DOI: 10.1108/joeei-10-2025-0004 ISSN: 2977-876X

A pluralistic framework for the study of economic exploitation

Nick Drydakis, Michael E. Martell

Purpose

This study seeks to develop a coherent and ethically engaged research framework for the analysis of exploitation. It responds to the pressing need for a more critical and transformative framework capable of addressing the complex realities of exploitation within contemporary economies. In an era marked by deepening precarity, prevailing economic approaches often fail to interrogate the systemic nature of exploitation or to engage substantively with alternative perspectives. This study presents a structured vision grounded in normative commitments, interdisciplinary research and an epistemically pluralistic understanding of the economics of exploitation.

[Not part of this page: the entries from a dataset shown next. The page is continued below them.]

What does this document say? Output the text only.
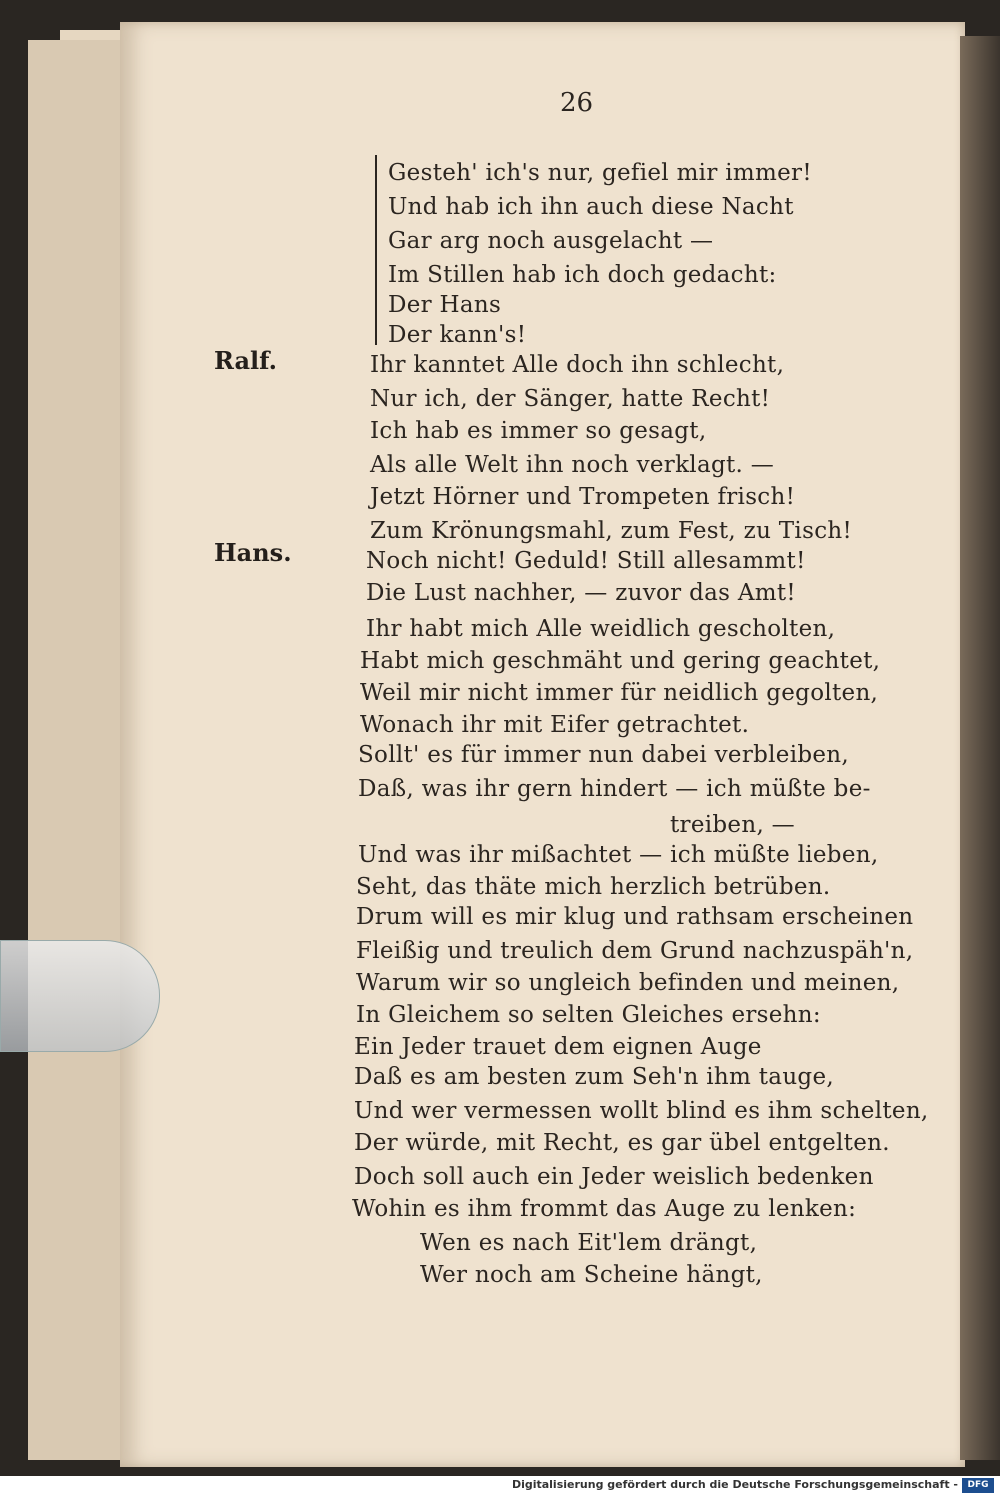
26
Ralf.
Hans.
Gesteh' ich's nur, gefiel mir immer!
Und hab ich ihn auch diese Nacht
Gar arg noch ausgelacht —
Im Stillen hab ich doch gedacht:
Der Hans
Der kann's!
Ihr kanntet Alle doch ihn schlecht,
Nur ich, der Sänger, hatte Recht!
Ich hab es immer so gesagt,
Als alle Welt ihn noch verklagt. —
Jetzt Hörner und Trompeten frisch!
Zum Krönungsmahl, zum Fest, zu Tisch!
Noch nicht! Geduld! Still allesammt!
Die Lust nachher, — zuvor das Amt!
Ihr habt mich Alle weidlich gescholten,
Habt mich geschmäht und gering geachtet,
Weil mir nicht immer für neidlich gegolten,
Wonach ihr mit Eifer getrachtet.
Sollt' es für immer nun dabei verbleiben,
Daß, was ihr gern hindert — ich müßte be-
treiben, —
Und was ihr mißachtet — ich müßte lieben,
Seht, das thäte mich herzlich betrüben.
Drum will es mir klug und rathsam erscheinen
Fleißig und treulich dem Grund nachzuspäh'n,
Warum wir so ungleich befinden und meinen,
In Gleichem so selten Gleiches ersehn:
Ein Jeder trauet dem eignen Auge
Daß es am besten zum Seh'n ihm tauge,
Und wer vermessen wollt blind es ihm schelten,
Der würde, mit Recht, es gar übel entgelten.
Doch soll auch ein Jeder weislich bedenken
Wohin es ihm frommt das Auge zu lenken:
Wen es nach Eit'lem drängt,
Wer noch am Scheine hängt,
Digitalisierung gefördert durch die Deutsche Forschungsgemeinschaft -	DFG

Design/methodology/approach

The study integrates a wide range of theoretical traditions to conceptualise exploitation as a structural, relational and historically contingent phenomenon. Through an agenda-setting analysis, it identifies priority areas such as digital labour platforms, reproductive labour, global supply chains and postcolonial institutional legacies. It promotes epistemic pluralism, drawing on both quantitative and qualitative approaches and supports participatory and community-engaged forms of research. The proposed framework is aligned with the United Nations Sustainable Development Goals, particularly No Poverty (SDG 1), Gender Equality (SDG 5), Decent Work and Economic Growth (SDG 8), Reduced Inequalities (SDG 10) and Peace, Justice and Strong Institutions (SDG 16).

Findings

The study argues that exploitation is not merely a market failure but often a core mechanism of accumulation and control within market systems. It is sustained through legal and institutional arrangements that concentrate power while obscuring responsibility. The analysis demonstrates that exploitation is co-constitutive, and that gendered, racialised and colonial dynamics are embedded within economic structures. It further highlights the limitations of the dominant economic framework in addressing these systemic conditions and sets out the case for a research framework grounded in equity, reflexivity and historical awareness.

Research limitations/implications

The Pluralistic Framework for the Study of Economic Exploitation provides a foundation for rethinking economic inquiry in ways that centre power, history and social equity. It supports the development of transdisciplinary approaches, encourages mixed-methods research that reveals the hidden and informal dimensions of exploitation and promotes collaborative inquiry that bridges academic research with lived experience. It also invites deeper engagement with Southern, Indigenous and feminist epistemologies.

Social implications

By foregrounding the lived experiences of those most affected by exploitation, the study contributes to the production of knowledge that is inclusive, critically engaged and emancipatory. It advances a vision of research that not only analyses systems of exploitation but also supports efforts to address them. In doing so, it aims to promote research that informs policy, legal reform and grassroots interventions.

Originality/value

This study develops The Pluralistic Framework for the Study of Economic Exploitation, which is grounded in six principles: Structural and Relational Ontology; Epistemic Pluralism and Situated Knowledge; Intersectional and Decolonial Analysis; Normative Commitment to Justice, Equity and Transformation; Methodological Diversity and Grounded Inquiry; and Engaged Scholarship and Evidence-Informed Policymaking.